Meine liebe Lisa,

April 2023
Elisabeth Karsten

Wanderungen in der Mark Brandenburg (2021)

Wir kennen uns seit über 50 Jahren. Eine lange Zeit, und doch viel zu kurz für Dein gesamtes Leben.

Unsere Wege haben sich in dieser Zeit immer wieder gekreuzt, wieder verloren und wieder gefunden.

Unsere Elternhäuser in Holzlar und Heidebergen lagen unweit voneinander entfernt. Es gab Zeiten, in denen haben wir uns oft besucht, dann waren andere Freundschaften wichtiger, aber aus den Augen verloren haben wir uns nie.

In diesen frühen Jahren waren wir – wir haben uns immer wieder schmunzelnd und etwas irritiert daran erinnert – gemeinsam in der Ballettschule.

Später sind wir auf dasselbe katholische Mädchengymnasium gegangen – und auch das haben wir schon in der Schule mit einer staunenden Distanz betrachtet.

Unser gemeinsamer Leistungskurs Geschichte mit seinem unkonventionellen Lehrer passte so gar nicht in das strenge und konservative Umfeld, was uns beide – mehr als unsere Mitschülerinnen – mit unserem Schicksal versöhnt hat.

Elisabeth Karsten

Geschichtsvermittlung im damaligen Bundeswehr-Schlafanzug, genannt „Auschwitz einfach“ (1985)

Während des Studiums und danach habe ich Dich in New York und Du mich in Minsk besucht. Von dort gibt es ein sehr schönes Foto von uns, jeweils gekleidet und ausgestattet in unseren Lieblingsfarben lila und orange, die nebeneinander furchtbar aussehen und zugleich für uns so stimmig waren.
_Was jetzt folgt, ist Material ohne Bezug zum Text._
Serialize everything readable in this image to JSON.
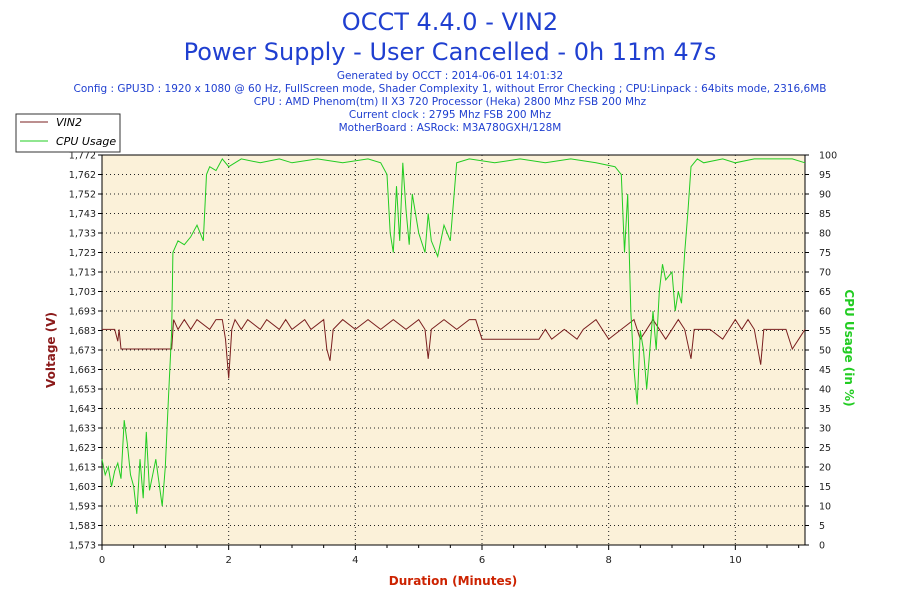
{
  "colors": {
    "voltage": "#7a1f1f",
    "cpu": "#22cc22",
    "title": "#1f3fd0",
    "info": "#1f3fd0",
    "plot_bg": "#fbf1d9",
    "axis_label": "#cc2200"
  },
  "header": {
    "title": "OCCT 4.4.0 - VIN2",
    "subtitle": "Power Supply - User Cancelled - 0h 11m 47s",
    "info_lines": [
      "Generated by OCCT : 2014-06-01 14:01:32",
      "Config : GPU3D : 1920 x 1080 @ 60 Hz, FullScreen mode, Shader Complexity 1, without Error Checking ; CPU:Linpack : 64bits mode, 2316,6MB",
      "CPU : AMD Phenom(tm) II X3 720 Processor (Heka) 2800 Mhz FSB 200 Mhz",
      "Current clock : 2795 Mhz FSB 200 Mhz",
      "MotherBoard : ASRock: M3A780GXH/128M"
    ]
  },
  "chart_data": {
    "type": "line",
    "xlabel": "Duration (Minutes)",
    "ylabel_left": "Voltage (V)",
    "ylabel_right": "CPU Usage (in %)",
    "xlim": [
      0,
      11.1
    ],
    "ylim_left": [
      1.573,
      1.772
    ],
    "ylim_right": [
      0,
      100
    ],
    "x_ticks": [
      "0",
      "2",
      "4",
      "6",
      "8",
      "10"
    ],
    "y_left_ticks": [
      "1,573",
      "1,583",
      "1,593",
      "1,603",
      "1,613",
      "1,623",
      "1,633",
      "1,643",
      "1,653",
      "1,663",
      "1,673",
      "1,683",
      "1,693",
      "1,703",
      "1,713",
      "1,723",
      "1,733",
      "1,743",
      "1,752",
      "1,762",
      "1,772"
    ],
    "y_right_ticks": [
      "0",
      "5",
      "10",
      "15",
      "20",
      "25",
      "30",
      "35",
      "40",
      "45",
      "50",
      "55",
      "60",
      "65",
      "70",
      "75",
      "80",
      "85",
      "90",
      "95",
      "100"
    ],
    "grid": true,
    "legend_position": "top-left",
    "series": [
      {
        "name": "VIN2",
        "axis": "left",
        "points": [
          [
            0.0,
            1.683
          ],
          [
            0.2,
            1.683
          ],
          [
            0.25,
            1.677
          ],
          [
            0.27,
            1.683
          ],
          [
            0.3,
            1.673
          ],
          [
            0.5,
            1.673
          ],
          [
            1.0,
            1.673
          ],
          [
            1.1,
            1.673
          ],
          [
            1.13,
            1.688
          ],
          [
            1.2,
            1.683
          ],
          [
            1.3,
            1.688
          ],
          [
            1.4,
            1.683
          ],
          [
            1.5,
            1.688
          ],
          [
            1.7,
            1.683
          ],
          [
            1.8,
            1.688
          ],
          [
            1.9,
            1.688
          ],
          [
            1.95,
            1.678
          ],
          [
            2.0,
            1.658
          ],
          [
            2.05,
            1.683
          ],
          [
            2.1,
            1.688
          ],
          [
            2.2,
            1.683
          ],
          [
            2.3,
            1.688
          ],
          [
            2.5,
            1.683
          ],
          [
            2.6,
            1.688
          ],
          [
            2.8,
            1.683
          ],
          [
            2.9,
            1.688
          ],
          [
            3.0,
            1.683
          ],
          [
            3.2,
            1.688
          ],
          [
            3.3,
            1.683
          ],
          [
            3.5,
            1.688
          ],
          [
            3.55,
            1.673
          ],
          [
            3.6,
            1.667
          ],
          [
            3.65,
            1.683
          ],
          [
            3.8,
            1.688
          ],
          [
            4.0,
            1.683
          ],
          [
            4.2,
            1.688
          ],
          [
            4.4,
            1.683
          ],
          [
            4.6,
            1.688
          ],
          [
            4.8,
            1.683
          ],
          [
            5.0,
            1.688
          ],
          [
            5.1,
            1.683
          ],
          [
            5.15,
            1.668
          ],
          [
            5.2,
            1.683
          ],
          [
            5.4,
            1.688
          ],
          [
            5.6,
            1.683
          ],
          [
            5.8,
            1.688
          ],
          [
            5.9,
            1.688
          ],
          [
            6.0,
            1.678
          ],
          [
            6.5,
            1.678
          ],
          [
            6.9,
            1.678
          ],
          [
            7.0,
            1.683
          ],
          [
            7.1,
            1.678
          ],
          [
            7.3,
            1.683
          ],
          [
            7.5,
            1.678
          ],
          [
            7.6,
            1.683
          ],
          [
            7.8,
            1.688
          ],
          [
            7.9,
            1.683
          ],
          [
            8.0,
            1.678
          ],
          [
            8.2,
            1.683
          ],
          [
            8.4,
            1.688
          ],
          [
            8.5,
            1.678
          ],
          [
            8.6,
            1.683
          ],
          [
            8.7,
            1.688
          ],
          [
            8.9,
            1.678
          ],
          [
            9.1,
            1.688
          ],
          [
            9.2,
            1.683
          ],
          [
            9.3,
            1.668
          ],
          [
            9.35,
            1.683
          ],
          [
            9.6,
            1.683
          ],
          [
            9.8,
            1.678
          ],
          [
            10.0,
            1.688
          ],
          [
            10.1,
            1.683
          ],
          [
            10.2,
            1.688
          ],
          [
            10.3,
            1.683
          ],
          [
            10.4,
            1.665
          ],
          [
            10.45,
            1.683
          ],
          [
            10.6,
            1.683
          ],
          [
            10.8,
            1.683
          ],
          [
            10.9,
            1.673
          ],
          [
            11.0,
            1.678
          ],
          [
            11.1,
            1.683
          ]
        ]
      },
      {
        "name": "CPU Usage",
        "axis": "right",
        "points": [
          [
            0.0,
            22
          ],
          [
            0.05,
            18
          ],
          [
            0.1,
            20
          ],
          [
            0.15,
            15
          ],
          [
            0.2,
            19
          ],
          [
            0.25,
            21
          ],
          [
            0.3,
            17
          ],
          [
            0.35,
            32
          ],
          [
            0.4,
            26
          ],
          [
            0.45,
            18
          ],
          [
            0.5,
            15
          ],
          [
            0.55,
            8
          ],
          [
            0.6,
            22
          ],
          [
            0.65,
            12
          ],
          [
            0.7,
            29
          ],
          [
            0.75,
            14
          ],
          [
            0.8,
            18
          ],
          [
            0.85,
            22
          ],
          [
            0.9,
            16
          ],
          [
            0.95,
            10
          ],
          [
            1.0,
            20
          ],
          [
            1.05,
            38
          ],
          [
            1.1,
            55
          ],
          [
            1.12,
            75
          ],
          [
            1.2,
            78
          ],
          [
            1.3,
            77
          ],
          [
            1.4,
            79
          ],
          [
            1.5,
            82
          ],
          [
            1.6,
            78
          ],
          [
            1.65,
            95
          ],
          [
            1.7,
            97
          ],
          [
            1.8,
            96
          ],
          [
            1.9,
            99
          ],
          [
            2.0,
            97
          ],
          [
            2.2,
            99
          ],
          [
            2.5,
            98
          ],
          [
            2.8,
            99
          ],
          [
            3.0,
            98
          ],
          [
            3.4,
            99
          ],
          [
            3.8,
            98
          ],
          [
            4.2,
            99
          ],
          [
            4.4,
            98
          ],
          [
            4.5,
            95
          ],
          [
            4.55,
            80
          ],
          [
            4.6,
            75
          ],
          [
            4.65,
            92
          ],
          [
            4.7,
            78
          ],
          [
            4.75,
            98
          ],
          [
            4.8,
            86
          ],
          [
            4.85,
            77
          ],
          [
            4.9,
            90
          ],
          [
            5.0,
            80
          ],
          [
            5.1,
            75
          ],
          [
            5.15,
            85
          ],
          [
            5.2,
            78
          ],
          [
            5.3,
            74
          ],
          [
            5.4,
            82
          ],
          [
            5.5,
            78
          ],
          [
            5.6,
            98
          ],
          [
            5.8,
            99
          ],
          [
            6.2,
            98
          ],
          [
            6.6,
            99
          ],
          [
            7.0,
            98
          ],
          [
            7.4,
            99
          ],
          [
            7.8,
            98
          ],
          [
            8.1,
            97
          ],
          [
            8.2,
            95
          ],
          [
            8.25,
            75
          ],
          [
            8.3,
            90
          ],
          [
            8.35,
            60
          ],
          [
            8.4,
            45
          ],
          [
            8.45,
            36
          ],
          [
            8.5,
            55
          ],
          [
            8.55,
            50
          ],
          [
            8.6,
            40
          ],
          [
            8.7,
            60
          ],
          [
            8.75,
            50
          ],
          [
            8.8,
            65
          ],
          [
            8.85,
            72
          ],
          [
            8.9,
            68
          ],
          [
            9.0,
            70
          ],
          [
            9.05,
            60
          ],
          [
            9.1,
            65
          ],
          [
            9.15,
            62
          ],
          [
            9.2,
            75
          ],
          [
            9.25,
            85
          ],
          [
            9.3,
            97
          ],
          [
            9.4,
            99
          ],
          [
            9.5,
            98
          ],
          [
            9.8,
            99
          ],
          [
            10.0,
            98
          ],
          [
            10.3,
            99
          ],
          [
            10.6,
            99
          ],
          [
            10.9,
            99
          ],
          [
            11.1,
            98
          ]
        ]
      }
    ]
  }
}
Vor fast 20 Jahren wurde Niels ein Teil unserer Freundschaft. Wie manch anderer Mitmensch hat er gestaunt, wie anders Du auf die Welt geschaut hast und doch für sich erkannt und erspürt, welche Bereicherung das ist. Er ist und bleibt – das konnte er Dir noch im Krankenhaus mit dem Kleinen Prinzen sagen – auf ewig Dein Freund.

Gerne teilen wir bis heute eine Geschichte, die Du uns erzählt hast, nachdem Du einmal in Deiner Wohnung im Prenzlauer Berg einen Notarzt rufen musstest.

Nachdem der Arzt Dich nach einem Schwächeanfall wieder auf die Beine gebracht und Deine Koordinaten aufgenommen hat, hat er – ohne jede Verwunderung – konstatiert: Sie sind am 22.11.66 in Adis Abeba geboren. Und Ihr Flur ist knallrot gestrichen. Sie sind eine Hexe.

Und weil er schon mal da war und Du wieder fit, hast Du gleich IHN behandelt, so dass er tief zufrieden von dannen gezogen ist.

Liebe Lisa,

Ich werde Dich jeden Tag vermissen, auch wenn Du gar nicht weg bist. Trotzdem freue ich mich, dass es einen Ort auf dieser Welt geben wird, an dem ich Dich besuchen kann, bevor wir uns in einer anderen Welt wiedersehen. Dieser Ort ist der Ruheforst Nauen, ganz bei uns in der Nähe von Alt-Brieselang – ein wilder Wald, der Dir mit Sicherheit gefallen wird. Wir sehen uns dort.

Ich wünsche Dir eine inspirierte und phantastische Reise!